In this research, we initiate a non-parametric cause-effect testing method for various potential independent and dependent environmental variables, which are instanced by environmental data from the European Union. This study identifies the statistically significant causes for water and air pollution or biodiversity. The results are summarised in the previous section. These analysed results should provide much insightful knowledge for the policy makers to single out the causes and effects. The results also indicate that the quality of the water directly causes the change of the European biodiversity.

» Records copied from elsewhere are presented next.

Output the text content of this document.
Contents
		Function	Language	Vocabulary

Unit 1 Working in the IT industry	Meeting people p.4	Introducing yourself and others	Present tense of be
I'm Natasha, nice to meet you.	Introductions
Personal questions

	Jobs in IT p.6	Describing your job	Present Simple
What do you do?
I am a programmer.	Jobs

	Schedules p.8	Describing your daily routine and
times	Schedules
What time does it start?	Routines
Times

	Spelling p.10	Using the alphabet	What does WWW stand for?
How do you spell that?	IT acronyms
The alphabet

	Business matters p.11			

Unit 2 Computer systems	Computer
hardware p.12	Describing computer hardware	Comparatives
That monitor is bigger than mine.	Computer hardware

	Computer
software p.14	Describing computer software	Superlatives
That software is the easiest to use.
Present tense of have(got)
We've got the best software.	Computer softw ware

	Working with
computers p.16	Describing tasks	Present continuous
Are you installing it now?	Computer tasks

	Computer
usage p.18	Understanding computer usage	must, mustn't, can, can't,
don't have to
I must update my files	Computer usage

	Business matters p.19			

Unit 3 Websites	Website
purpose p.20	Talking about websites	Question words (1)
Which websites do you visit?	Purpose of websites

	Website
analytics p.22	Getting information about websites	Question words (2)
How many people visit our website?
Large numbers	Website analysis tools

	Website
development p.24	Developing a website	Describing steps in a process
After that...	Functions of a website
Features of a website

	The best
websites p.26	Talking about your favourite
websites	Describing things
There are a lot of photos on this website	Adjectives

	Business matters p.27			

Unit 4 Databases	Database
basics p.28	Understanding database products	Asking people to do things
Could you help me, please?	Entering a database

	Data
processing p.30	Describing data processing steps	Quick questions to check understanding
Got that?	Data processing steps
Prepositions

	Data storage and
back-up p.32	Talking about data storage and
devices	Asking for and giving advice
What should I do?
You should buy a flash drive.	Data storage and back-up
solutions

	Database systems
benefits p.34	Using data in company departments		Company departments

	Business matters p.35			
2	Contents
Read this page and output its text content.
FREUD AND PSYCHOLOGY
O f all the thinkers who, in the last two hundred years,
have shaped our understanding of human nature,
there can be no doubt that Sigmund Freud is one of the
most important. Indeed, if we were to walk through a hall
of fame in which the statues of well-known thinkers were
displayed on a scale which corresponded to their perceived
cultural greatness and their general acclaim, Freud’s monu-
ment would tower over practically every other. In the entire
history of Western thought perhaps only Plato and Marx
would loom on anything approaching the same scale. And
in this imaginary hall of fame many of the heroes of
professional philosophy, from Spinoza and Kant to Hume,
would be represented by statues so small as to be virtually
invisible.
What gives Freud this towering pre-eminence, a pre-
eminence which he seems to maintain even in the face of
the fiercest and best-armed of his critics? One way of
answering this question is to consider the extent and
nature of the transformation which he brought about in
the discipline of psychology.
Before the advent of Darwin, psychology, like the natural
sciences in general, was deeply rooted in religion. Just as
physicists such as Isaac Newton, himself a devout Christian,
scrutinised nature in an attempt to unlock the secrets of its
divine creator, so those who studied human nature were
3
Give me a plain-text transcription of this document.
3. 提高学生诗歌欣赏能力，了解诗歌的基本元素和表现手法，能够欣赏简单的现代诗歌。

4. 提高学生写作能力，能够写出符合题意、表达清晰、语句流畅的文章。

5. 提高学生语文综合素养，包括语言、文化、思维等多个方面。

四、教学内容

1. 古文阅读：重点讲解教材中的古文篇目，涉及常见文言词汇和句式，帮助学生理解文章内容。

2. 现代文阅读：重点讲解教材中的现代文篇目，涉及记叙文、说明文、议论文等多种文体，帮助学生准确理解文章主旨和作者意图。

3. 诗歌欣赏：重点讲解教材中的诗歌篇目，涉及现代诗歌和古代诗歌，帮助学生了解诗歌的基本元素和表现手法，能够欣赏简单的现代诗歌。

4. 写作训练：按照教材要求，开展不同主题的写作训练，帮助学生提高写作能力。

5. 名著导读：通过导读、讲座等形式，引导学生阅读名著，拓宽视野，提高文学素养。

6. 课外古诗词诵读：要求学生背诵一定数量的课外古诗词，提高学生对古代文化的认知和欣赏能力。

Now let us specify some properties of this CT method:

  • The method is data unit free, namely, all the data are converted into ranks — there is no need to consider scaling problem among different batches of data. This property ensures its flexibility in data analysis and its tolerance of different data types; even the signs of the data are also irrelevant in this method, since they are converted into ranks;

  • We devise a statistic for measuring the strength of cause and effect between variables. This statistic serves the cornerstone of our statistical justification for identifying the causes and effects between environmental variables;

  • Unlike similarity indexes or distance functions, this CT method takes cause and effect directly into consideration — it is very straightforward and the result is much more persuasive than other indirect inferences;

  • Unlike typical statistical regression, t statistic-based testing or F statistic-based testing, there is no explicit assumption needed for this CT method regarding the statical inferences.

Nonetheless, some improvements or notices for this research are worth mentioning:

  • Due to the compatibility and availability of the European environmental data and the capacity of our computer resources, we only sample biennial data from years 2008 to 2018. If one wants to have a much comprehensive result, he shall also resort to much larger data set, even including the data after year 2019;

  • In order not to complicate the method per se, we randomly assign the ranks between the tied values (though they rarely occur in a larger sample). To alleviate such restriction, one could easily extend the whole method by involving larger sample space for the SCE statistic;

  • For convenience and data availability, we only consider the aggregate data, i.e. the European Union. In order to further pin down the locations that bear stronger cause and effect, one shall further involve and analyse the national data.